When the soul enters the spiritual world, it usually begins to be cleansed of its impurities. Depending on the amount of its stains (shortcomings and faults), it lives on a higher or lower level of the spiritual world. The amount of stains will also determine if the period of purification will be long or short. This period can range from a few years to hundreds or thousands of years. And when the spirit is purified to some degree, it rebirths by God's order.
Spiritism and Death
The view of spiritism is similar to the Buddhist view in many ways, but it has marked differences that distinguishes it from the thought of Eastern origin. First, Spiritism believes that death is not the end of life, but only of the physical body, which actually goes through the process of molecular breakdown, with its elements returning to nature. Thus, every human being is a soul, and when it becomes disembodied, it is to be called Spirit.
The Spirit continues to live, keeping its identity through the perispirit (spiritual body), and also one’s personality, as it must accept the consequences of good and evil one did when on earth. The spirits lives in the spiritual world (or dimension), where they pursue learning, and become linked to the development of various services, waiting for the opportune time to reincarnate. The time of permanence in the spiritual world is very variable because it depends on the needs of the Spirit.
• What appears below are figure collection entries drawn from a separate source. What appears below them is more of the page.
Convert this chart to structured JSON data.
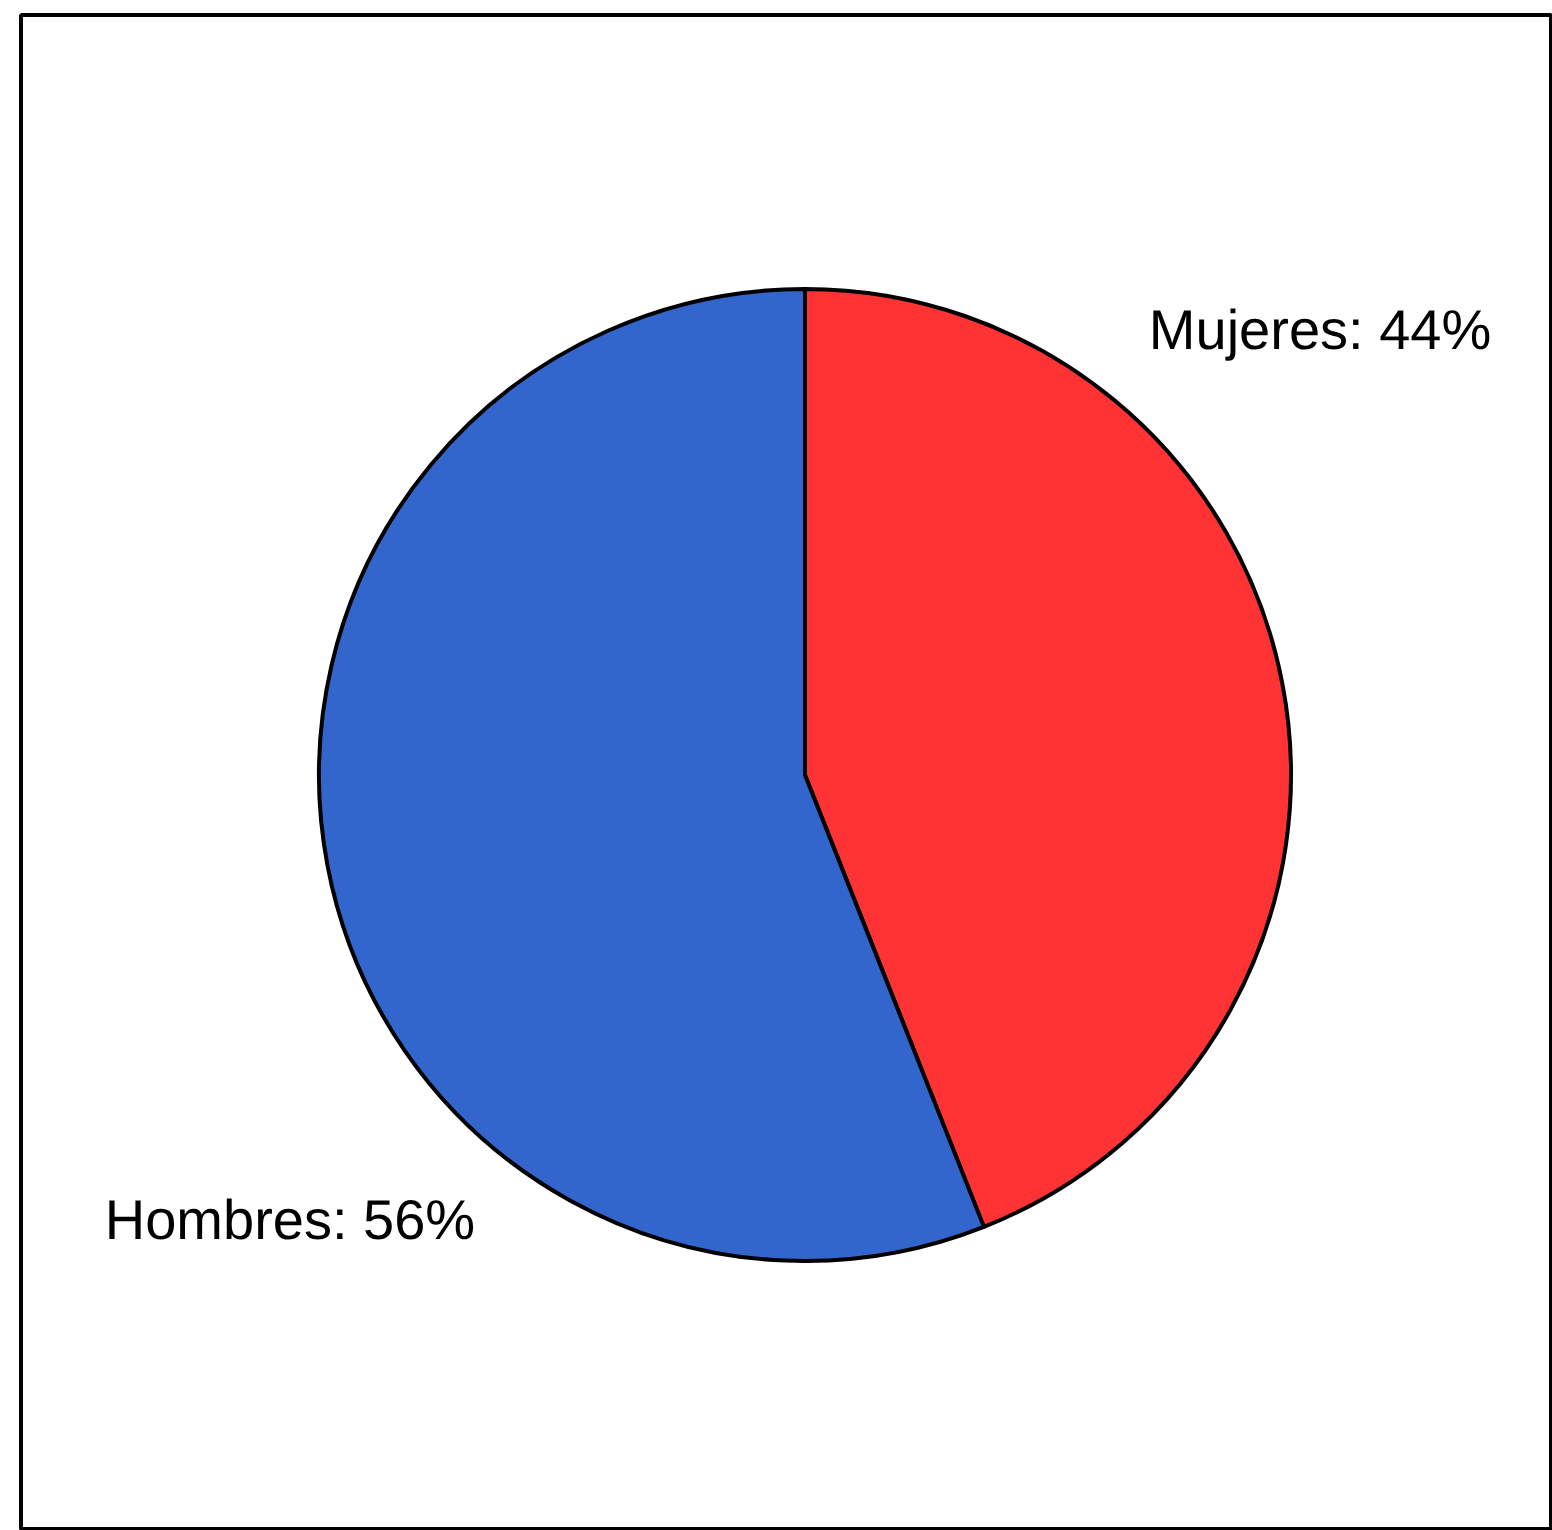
{
  "chart_data": {
    "type": "pie",
    "categories": [
      "Mujeres",
      "Hombres"
    ],
    "values": [
      44,
      56
    ],
    "colors": [
      "#ff3333",
      "#3366cc"
    ],
    "value_labels": [
      "44%",
      "56%"
    ]
  }
}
The spiritual world is dynamic, with colonies (or cities), outposts and much more, an idea of which we can have by looking at the human social organization itself, which is imperfect copy of the spiritual reality.
All this is governed by the law of evolution according to God's plan, and the Spirit here on Earth may have as many reincarnations as necessary, until it is intellectually and morally ready to reincarnate in a more evolved world. When one reaches a state of perfection, or pure Spirit, one no longer needs to reincarnate, and will be in direct connection with the Creator, working for the welfare and progress of his brothers, and co-directed the universal life.
Still, Spiritism establishes that the spiritual and material dimensions interact, interpenetrate, and after death, the spirit can communicate with the so-called living, that is, those who continue to be incarnate, through mediumship, with which many people are gifted to a greater or lesser degree.
The spiritist view of death differs greatly from the views of Catholicism, Judaism, Hinduism, Islam and Protestantism. It is more rational and logical. It differs from Buddhism, for not being so mystic.
We recommend to our readers to study two spiritist works of the utmost importance on the subject: "The Spirits Book" and "Heaven and Hell," both by Allan Kardec, which deepen the subject and unveil a new outlook on life and death.